Ascent Solar Technologies (Nasdaq: ASTI), of Littleton, Colo., is an example of a company that has made great strides since going public in 2006. The company develops super-thin, flexible solar cell technology that can fulfill a host of applications, from residential and commercial to space and near space. In addition to winning development contracts with the U.S. military, Ascent also attracted a considerable investment from Norsk Hydro, a Fortune 500 energy and aluminum supplier. These and other positive business developments have resulted in stock appreciation, as well as greater potential for Ascent to showcase its environmentally friendly energy technology.

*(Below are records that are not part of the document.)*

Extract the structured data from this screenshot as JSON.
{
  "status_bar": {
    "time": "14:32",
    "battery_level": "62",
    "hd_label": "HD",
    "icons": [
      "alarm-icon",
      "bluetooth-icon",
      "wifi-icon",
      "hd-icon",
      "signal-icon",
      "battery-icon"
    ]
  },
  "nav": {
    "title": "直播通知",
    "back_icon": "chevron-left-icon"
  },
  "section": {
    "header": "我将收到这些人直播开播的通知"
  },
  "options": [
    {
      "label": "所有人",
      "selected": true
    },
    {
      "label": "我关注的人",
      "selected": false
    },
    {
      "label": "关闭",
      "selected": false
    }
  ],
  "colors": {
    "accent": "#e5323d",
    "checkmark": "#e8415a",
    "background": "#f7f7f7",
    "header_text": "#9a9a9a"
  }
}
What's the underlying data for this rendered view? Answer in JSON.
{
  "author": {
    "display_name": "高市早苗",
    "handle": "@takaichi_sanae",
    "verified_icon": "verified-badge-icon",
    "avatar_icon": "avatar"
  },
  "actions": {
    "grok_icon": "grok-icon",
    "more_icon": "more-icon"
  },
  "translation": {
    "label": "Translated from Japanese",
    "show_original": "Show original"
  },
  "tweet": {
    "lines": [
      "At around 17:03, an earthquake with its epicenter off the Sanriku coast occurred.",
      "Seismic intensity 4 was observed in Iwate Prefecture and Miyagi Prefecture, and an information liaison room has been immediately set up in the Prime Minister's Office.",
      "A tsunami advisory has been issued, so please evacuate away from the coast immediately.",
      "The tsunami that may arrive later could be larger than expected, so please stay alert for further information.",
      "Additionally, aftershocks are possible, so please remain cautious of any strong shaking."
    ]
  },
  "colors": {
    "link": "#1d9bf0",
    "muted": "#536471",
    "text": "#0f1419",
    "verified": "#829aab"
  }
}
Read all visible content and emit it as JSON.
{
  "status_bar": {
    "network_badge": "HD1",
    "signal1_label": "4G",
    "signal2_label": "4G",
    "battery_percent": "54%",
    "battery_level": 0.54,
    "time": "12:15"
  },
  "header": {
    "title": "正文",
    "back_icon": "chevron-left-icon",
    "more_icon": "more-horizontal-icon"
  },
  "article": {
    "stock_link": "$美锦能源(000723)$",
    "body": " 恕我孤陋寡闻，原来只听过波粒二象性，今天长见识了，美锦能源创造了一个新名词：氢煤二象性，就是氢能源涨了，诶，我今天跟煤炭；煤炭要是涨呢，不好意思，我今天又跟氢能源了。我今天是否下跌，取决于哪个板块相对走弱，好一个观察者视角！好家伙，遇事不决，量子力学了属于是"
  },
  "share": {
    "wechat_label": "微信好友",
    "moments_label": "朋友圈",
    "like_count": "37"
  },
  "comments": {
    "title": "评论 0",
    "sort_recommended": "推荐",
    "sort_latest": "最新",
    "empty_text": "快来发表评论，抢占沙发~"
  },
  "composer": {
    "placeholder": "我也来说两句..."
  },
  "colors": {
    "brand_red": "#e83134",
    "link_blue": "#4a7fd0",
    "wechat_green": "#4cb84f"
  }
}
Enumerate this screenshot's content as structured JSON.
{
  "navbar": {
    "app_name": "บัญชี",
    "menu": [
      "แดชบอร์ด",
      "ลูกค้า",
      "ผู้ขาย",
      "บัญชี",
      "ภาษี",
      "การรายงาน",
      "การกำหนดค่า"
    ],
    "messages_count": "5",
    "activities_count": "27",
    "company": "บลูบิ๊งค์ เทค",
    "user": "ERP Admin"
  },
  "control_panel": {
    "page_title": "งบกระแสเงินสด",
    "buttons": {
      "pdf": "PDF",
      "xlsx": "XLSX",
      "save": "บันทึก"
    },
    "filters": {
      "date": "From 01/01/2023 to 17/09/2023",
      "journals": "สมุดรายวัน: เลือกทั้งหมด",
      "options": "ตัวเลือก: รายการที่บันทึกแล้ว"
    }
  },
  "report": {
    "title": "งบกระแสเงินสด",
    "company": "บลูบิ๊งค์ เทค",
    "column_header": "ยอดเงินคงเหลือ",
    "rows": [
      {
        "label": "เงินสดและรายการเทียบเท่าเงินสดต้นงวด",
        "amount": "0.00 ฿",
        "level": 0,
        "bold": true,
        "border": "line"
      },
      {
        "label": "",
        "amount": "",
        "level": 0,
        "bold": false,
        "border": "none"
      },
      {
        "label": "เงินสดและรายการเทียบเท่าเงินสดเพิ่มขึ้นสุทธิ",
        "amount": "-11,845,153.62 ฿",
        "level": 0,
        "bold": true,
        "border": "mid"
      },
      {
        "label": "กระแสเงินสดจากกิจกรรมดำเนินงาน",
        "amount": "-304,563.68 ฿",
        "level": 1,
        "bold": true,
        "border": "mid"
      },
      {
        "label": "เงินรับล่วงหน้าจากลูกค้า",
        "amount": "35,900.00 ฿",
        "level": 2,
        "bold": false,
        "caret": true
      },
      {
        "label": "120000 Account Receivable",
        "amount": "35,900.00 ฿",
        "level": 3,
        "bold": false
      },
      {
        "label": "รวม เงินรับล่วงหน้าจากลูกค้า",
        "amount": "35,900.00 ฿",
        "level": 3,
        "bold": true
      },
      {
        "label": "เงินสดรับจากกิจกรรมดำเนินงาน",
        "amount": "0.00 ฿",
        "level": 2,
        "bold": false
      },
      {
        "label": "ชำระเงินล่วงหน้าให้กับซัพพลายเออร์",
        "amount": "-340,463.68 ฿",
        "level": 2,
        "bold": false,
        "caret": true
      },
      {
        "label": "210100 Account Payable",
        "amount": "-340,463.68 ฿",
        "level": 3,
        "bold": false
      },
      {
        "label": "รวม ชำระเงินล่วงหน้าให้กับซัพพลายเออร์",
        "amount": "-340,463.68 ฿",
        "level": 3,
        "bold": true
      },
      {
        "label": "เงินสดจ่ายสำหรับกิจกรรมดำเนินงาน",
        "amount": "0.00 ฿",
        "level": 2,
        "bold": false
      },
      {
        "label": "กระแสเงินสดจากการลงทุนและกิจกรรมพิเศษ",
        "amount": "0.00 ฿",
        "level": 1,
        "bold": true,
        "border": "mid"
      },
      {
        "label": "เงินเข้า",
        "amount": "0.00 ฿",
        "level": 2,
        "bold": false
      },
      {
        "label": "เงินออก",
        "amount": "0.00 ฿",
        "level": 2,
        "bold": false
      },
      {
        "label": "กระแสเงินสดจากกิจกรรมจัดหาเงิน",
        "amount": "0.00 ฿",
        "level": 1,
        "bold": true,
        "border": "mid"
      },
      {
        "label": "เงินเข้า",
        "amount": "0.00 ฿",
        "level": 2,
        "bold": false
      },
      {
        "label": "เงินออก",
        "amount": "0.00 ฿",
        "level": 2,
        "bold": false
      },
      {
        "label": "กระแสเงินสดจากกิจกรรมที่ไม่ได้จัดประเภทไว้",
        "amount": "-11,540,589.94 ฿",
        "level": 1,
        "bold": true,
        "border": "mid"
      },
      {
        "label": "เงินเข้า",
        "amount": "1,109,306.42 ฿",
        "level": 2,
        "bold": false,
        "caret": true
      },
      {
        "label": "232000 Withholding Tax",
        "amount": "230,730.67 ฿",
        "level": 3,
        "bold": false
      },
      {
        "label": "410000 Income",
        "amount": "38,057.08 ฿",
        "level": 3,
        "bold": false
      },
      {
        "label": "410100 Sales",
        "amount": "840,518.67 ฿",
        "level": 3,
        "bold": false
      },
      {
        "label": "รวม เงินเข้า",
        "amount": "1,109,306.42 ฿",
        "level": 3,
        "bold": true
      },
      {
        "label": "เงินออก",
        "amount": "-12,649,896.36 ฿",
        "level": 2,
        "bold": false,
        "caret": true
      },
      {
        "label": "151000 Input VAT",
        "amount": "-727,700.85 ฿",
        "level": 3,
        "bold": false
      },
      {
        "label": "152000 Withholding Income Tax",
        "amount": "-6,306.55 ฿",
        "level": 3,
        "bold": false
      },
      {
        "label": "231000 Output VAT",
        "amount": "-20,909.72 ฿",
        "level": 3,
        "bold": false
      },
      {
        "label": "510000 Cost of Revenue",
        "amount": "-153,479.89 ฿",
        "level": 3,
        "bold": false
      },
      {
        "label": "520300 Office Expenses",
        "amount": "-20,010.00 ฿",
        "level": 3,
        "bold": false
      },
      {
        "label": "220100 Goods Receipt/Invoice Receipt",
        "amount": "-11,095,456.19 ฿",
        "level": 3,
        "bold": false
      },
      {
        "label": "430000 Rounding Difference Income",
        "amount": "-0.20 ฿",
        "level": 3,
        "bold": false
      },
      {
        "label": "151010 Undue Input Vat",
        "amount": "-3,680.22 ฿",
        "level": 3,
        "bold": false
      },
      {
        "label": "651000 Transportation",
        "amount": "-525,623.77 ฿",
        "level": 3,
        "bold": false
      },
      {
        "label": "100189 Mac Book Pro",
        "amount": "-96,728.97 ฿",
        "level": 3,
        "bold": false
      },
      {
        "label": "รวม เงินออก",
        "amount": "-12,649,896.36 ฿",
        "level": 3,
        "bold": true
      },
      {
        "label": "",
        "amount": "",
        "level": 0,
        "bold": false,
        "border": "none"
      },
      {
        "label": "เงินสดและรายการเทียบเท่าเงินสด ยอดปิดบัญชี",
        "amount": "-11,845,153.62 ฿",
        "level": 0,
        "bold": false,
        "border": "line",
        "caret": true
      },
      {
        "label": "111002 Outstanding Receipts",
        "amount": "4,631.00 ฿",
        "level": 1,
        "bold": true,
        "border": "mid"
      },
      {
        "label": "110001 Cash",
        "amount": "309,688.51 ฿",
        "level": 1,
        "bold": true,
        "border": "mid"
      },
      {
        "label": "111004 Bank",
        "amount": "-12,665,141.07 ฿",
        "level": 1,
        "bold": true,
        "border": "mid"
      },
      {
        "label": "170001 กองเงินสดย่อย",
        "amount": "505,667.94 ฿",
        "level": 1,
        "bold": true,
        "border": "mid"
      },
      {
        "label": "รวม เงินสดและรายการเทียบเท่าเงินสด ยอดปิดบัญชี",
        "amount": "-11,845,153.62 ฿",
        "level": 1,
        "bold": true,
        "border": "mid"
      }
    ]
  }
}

While the alternative energy industry is certainly attractive, other sustainable businesses have presented compelling investment opportunities. Converted Organics Inc., a Bostonbased development-stage company with strong growth potential, uses heat and bacteria to convert organic food waste into environmentally-friendly fertilizer for agribusiness, turf management and retail markets. From its raw materials to its final product, Converted Organics makes a conscious effort to create a competitive product with minimal environmental impact.

Creating change through SRI
Investors have an opportunity to create change by devoting their dollars to businesses with social and environmental goals. Identifying, nurturing and supporting those companies through SRI can provide enrichment that extends beyond a portfolio’s monetary value. These small and emerging companies may just have the capabilities to address critical environmental and social issues.


Chester L.F. Paulson is chairman of Portland-based Paulson Investment Company Inc., a 37 year-old Portland-based investment bank specializing in SRI that has acted as the lead underwriter for approximately 160 offerings, raising more than $1 billion for its clients.